やがて……粉塵が収まった教室には、サムカに肩を支えられたジャディの姿があった。呆然とした表情である。
「は? な、何が起きたんスか? 殿」
「わあああ」と、泣き顔で顔を腫らしたペルとレブンがジャディに抱きつく。ミンタとムンキンも安心して腰を抜かしたのか、床にペタンと座り込んでしまった。
サムカがほっとした表情を浮かべて、ジャディを見下ろした。
「うむ。きちんと〔復活〕できているな。服や記憶も完璧だ。さすがエルフとノームだな。私の今の魔力ではジャディ君を、私の記憶を基にして完全に〔復活〕させる事は無理だからね。『ひな形』しか作れない」
サムカの瞳が穏やかな山吹色に変わっていく。〔防御障壁〕を展開していなかったようで、錆色の前髪が爆風を浴びてバサバサになっていた。
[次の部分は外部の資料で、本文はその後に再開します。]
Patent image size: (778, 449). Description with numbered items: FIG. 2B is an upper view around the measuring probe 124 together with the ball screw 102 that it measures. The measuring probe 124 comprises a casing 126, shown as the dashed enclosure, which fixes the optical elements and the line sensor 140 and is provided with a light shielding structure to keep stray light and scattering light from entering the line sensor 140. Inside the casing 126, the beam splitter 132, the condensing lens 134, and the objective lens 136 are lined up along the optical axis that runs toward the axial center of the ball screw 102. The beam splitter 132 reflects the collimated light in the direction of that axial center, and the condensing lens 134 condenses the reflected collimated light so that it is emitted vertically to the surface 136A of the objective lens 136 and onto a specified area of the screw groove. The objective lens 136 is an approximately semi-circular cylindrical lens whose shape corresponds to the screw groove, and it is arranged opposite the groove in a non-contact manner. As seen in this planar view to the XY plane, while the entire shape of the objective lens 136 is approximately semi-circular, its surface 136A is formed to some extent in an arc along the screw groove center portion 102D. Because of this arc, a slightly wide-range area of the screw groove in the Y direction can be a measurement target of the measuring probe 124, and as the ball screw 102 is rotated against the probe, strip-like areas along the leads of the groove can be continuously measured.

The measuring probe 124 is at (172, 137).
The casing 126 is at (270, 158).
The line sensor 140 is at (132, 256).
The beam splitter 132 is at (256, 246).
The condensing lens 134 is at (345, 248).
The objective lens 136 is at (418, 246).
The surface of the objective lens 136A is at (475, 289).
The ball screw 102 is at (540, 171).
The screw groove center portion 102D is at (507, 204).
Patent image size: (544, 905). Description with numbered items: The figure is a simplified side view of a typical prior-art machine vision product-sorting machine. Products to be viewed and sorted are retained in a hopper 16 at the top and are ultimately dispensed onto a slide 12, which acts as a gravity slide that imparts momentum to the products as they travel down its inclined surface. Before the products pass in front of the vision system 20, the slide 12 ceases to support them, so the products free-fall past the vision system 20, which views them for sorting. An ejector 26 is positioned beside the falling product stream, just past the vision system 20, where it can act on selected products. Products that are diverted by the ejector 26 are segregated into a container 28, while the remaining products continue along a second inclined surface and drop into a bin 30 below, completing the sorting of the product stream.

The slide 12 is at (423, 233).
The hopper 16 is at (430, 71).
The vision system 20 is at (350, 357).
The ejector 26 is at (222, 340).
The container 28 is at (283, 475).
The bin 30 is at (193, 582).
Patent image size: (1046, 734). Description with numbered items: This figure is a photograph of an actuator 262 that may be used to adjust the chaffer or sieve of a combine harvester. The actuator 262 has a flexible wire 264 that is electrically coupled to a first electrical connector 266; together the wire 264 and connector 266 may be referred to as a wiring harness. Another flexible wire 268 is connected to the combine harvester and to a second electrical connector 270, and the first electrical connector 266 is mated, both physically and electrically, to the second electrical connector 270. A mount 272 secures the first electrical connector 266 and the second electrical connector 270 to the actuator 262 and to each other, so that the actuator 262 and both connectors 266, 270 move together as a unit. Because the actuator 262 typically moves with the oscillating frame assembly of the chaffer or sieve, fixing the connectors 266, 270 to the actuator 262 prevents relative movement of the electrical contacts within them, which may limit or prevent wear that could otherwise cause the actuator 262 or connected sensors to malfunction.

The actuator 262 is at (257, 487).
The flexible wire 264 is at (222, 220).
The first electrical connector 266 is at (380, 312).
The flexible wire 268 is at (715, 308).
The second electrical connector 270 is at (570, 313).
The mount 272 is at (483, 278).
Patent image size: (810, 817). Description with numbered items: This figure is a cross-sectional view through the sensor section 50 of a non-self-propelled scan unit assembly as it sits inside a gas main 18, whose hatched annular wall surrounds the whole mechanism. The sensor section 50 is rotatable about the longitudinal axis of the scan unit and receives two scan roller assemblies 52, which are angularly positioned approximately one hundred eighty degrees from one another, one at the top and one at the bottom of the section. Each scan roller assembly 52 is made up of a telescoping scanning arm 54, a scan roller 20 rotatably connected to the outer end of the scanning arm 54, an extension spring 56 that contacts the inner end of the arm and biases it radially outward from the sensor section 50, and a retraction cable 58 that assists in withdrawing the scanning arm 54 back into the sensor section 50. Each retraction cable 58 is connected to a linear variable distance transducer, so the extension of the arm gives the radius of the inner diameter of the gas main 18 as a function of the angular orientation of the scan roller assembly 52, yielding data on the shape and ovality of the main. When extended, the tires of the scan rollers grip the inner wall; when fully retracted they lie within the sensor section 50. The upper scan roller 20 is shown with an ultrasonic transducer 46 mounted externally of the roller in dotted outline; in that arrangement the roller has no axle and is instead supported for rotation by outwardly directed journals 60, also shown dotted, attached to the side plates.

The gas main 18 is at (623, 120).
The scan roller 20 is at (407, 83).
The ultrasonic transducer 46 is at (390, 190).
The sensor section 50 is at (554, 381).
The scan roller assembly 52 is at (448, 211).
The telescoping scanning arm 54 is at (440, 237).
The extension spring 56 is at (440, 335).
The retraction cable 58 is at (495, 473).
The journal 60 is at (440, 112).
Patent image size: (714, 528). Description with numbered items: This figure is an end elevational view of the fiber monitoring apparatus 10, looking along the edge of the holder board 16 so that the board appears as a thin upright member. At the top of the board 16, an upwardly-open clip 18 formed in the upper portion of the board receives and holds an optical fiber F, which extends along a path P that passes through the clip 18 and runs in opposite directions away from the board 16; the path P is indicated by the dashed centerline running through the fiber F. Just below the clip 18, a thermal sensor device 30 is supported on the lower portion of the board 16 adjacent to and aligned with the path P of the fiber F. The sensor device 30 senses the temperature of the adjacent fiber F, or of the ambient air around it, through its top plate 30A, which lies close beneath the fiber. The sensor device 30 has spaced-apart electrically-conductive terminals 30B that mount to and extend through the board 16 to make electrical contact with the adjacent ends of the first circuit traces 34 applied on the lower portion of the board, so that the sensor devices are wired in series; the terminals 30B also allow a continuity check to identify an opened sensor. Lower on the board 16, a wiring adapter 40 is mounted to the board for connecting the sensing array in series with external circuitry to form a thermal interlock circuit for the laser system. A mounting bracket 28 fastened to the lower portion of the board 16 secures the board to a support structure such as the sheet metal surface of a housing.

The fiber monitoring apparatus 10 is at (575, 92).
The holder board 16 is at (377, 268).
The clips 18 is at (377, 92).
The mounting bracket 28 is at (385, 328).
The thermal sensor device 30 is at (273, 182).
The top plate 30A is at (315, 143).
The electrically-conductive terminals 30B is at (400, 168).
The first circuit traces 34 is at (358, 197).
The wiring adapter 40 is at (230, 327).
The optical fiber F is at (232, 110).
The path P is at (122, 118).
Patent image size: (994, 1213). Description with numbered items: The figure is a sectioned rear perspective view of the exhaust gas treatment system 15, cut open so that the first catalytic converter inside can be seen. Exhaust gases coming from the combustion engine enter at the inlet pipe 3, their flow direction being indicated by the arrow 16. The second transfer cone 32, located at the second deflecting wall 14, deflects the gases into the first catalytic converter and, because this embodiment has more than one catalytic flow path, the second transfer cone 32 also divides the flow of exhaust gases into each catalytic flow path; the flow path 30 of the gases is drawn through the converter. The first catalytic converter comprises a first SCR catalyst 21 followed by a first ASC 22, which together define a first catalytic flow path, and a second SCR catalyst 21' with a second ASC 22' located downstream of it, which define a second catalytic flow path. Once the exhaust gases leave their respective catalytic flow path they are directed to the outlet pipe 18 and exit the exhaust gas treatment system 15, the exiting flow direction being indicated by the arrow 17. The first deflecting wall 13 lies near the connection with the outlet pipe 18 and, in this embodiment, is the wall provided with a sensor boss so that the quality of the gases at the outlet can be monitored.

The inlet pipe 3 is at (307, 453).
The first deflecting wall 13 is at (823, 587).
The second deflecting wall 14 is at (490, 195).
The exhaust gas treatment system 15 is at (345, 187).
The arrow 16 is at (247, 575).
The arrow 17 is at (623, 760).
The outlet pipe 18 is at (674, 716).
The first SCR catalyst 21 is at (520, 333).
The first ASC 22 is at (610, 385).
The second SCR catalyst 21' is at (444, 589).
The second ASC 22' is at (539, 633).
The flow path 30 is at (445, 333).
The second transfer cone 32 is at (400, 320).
「その『ひな形』に生命の精霊魔法を加える事で、こうして何とか〔復活〕できたという事だな。結構な賭けだったが、上手くいって良かったよ」
そう言ったサムカの右手を見つめる両先生である。言葉もない。
サムカの右手は完全に〔消滅〕しており、腕の先から煙が大量に噴き出していた。腕の先から、どんどん煙になって〔消滅〕していく。
サムカが左手を後方の教壇そばの床に転がっている剣に向けた。3本目の剣だ。それがまるで磁石に吸い寄せられるかのように、サムカの左手に収まる。そして無造作にサムカが剣を振って、右腕の肘から先を斬りおとした。
「ボトン」と鈍い音を立ててサムカの右腕が床に落ちるが、すぐに煙に包まれて〔消滅〕してしまった。血が全く出ていない斬り口は、闇魔法場の影響ではっきりと見えない。エルフ先生が特に険しい表情になったが、ペルたち生徒もサムカが死者なのだと改めて実感する。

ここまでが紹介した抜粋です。